TAMPA, Fla. (WFLA) — With the Pfizer COVID-19 vaccine now fully approved by the U.S. Food and Drug Administration, more Tampa Bay area institutions are mandating shots.
8 On Your Side has received many questions about the rules on vaccine mandates and exemptions: What are they, who do they apply to and when?
In Florida, there’s been confusion around this issue, partly due to Gov. Ron DeSantis’ ban on so-called vaccine passports. However, legal experts tell us the ban applies to customers and patrons of businesses – not employees.
Mandates begin in wake of approval
The impacts of the FDA’s full approval of the Pfizer vaccine Monday were immediately felt. Institutions including the Pentagon and CVS announced a vaccine requirement.

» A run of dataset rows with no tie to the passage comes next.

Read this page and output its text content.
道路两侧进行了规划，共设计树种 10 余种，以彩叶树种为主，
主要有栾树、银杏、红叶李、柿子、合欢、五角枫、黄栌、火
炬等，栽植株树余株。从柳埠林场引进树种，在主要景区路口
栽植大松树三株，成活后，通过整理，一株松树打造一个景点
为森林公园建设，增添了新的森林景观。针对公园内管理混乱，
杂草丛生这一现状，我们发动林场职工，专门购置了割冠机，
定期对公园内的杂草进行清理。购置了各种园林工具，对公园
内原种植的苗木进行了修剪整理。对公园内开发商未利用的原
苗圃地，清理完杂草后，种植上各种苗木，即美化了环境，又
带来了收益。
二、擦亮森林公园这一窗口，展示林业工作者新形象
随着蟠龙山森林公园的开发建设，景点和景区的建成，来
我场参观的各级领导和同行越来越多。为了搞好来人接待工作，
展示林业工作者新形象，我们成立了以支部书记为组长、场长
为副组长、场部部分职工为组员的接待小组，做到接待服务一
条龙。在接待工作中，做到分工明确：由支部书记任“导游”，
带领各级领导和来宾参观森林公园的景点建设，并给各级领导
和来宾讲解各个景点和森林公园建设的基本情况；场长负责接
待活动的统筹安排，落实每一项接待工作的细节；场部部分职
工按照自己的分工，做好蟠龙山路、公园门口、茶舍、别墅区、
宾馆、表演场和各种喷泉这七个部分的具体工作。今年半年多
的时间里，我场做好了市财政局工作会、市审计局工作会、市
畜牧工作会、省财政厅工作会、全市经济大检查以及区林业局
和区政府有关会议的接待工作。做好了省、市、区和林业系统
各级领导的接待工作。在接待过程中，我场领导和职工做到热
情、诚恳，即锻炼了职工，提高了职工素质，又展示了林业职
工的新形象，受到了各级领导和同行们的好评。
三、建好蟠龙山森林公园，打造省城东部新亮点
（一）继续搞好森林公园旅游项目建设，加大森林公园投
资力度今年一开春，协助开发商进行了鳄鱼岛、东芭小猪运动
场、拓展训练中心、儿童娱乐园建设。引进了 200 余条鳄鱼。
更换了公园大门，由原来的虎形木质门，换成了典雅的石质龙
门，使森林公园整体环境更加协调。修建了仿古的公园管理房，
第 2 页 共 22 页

Some health care systems in Tampa Bay followed suit.
Tidewell Hospice is part of a large not-for-profit in the Tampa Bay area and Southwest Florida. Chief Medical Officer Dr. Neville Sarkari says vaccines will now be required for all workers, volunteers and vendors.
“We provide a lot of care for a lot of people who are vulnerable,” Dr. Sarkari said. “I don’t know if we’ll lose anybody. We’re prepared that we may lose a few people.”
Dr. Sarkari says the requirement will be phased in and most of the staff will have to be vaccinated by Nov. 1, 2021.
Can employers require vaccinations?
“Employers can require their employees in Florida to be vaccinated,” Meredith Gaunce, an employment attorney in St. Petersburg, explained.
Pursuant to guidance from the U.S. Equal Employment Opportunity Commission, your boss can mandate vaccination and proof as long as two exemptions are provided: a medical and religious exemption.
Gaunce says the bar is high for the exemptions.
“During the last few months, I’ve been working with a lot of employers and I have yet to see any of these exemptions actually come to fruition,” Gaunce said.
For a medical exemption, you need a detailed doctor’s note outlining why the vaccine is dangerous for you, Gaunce says.
A religious exemption is trickier.
“Honestly, we’re sort of waiting to see how that’s going to – how that’s going to play out because it really is very rare,” Gaunce said. “There are very few religions… that object completely to vaccinations.”
The exemption request must be made in good faith. Gaunce says you’d have to prove this isn’t a new religion of convenience by, for example, verifying attendance in a church or religious organization.
What employers need to know
Employers do have to be careful about how they’re storing vaccine cards.
Gaunce says the feds suggest the cards be kept under lock and key, and not in a personnel file.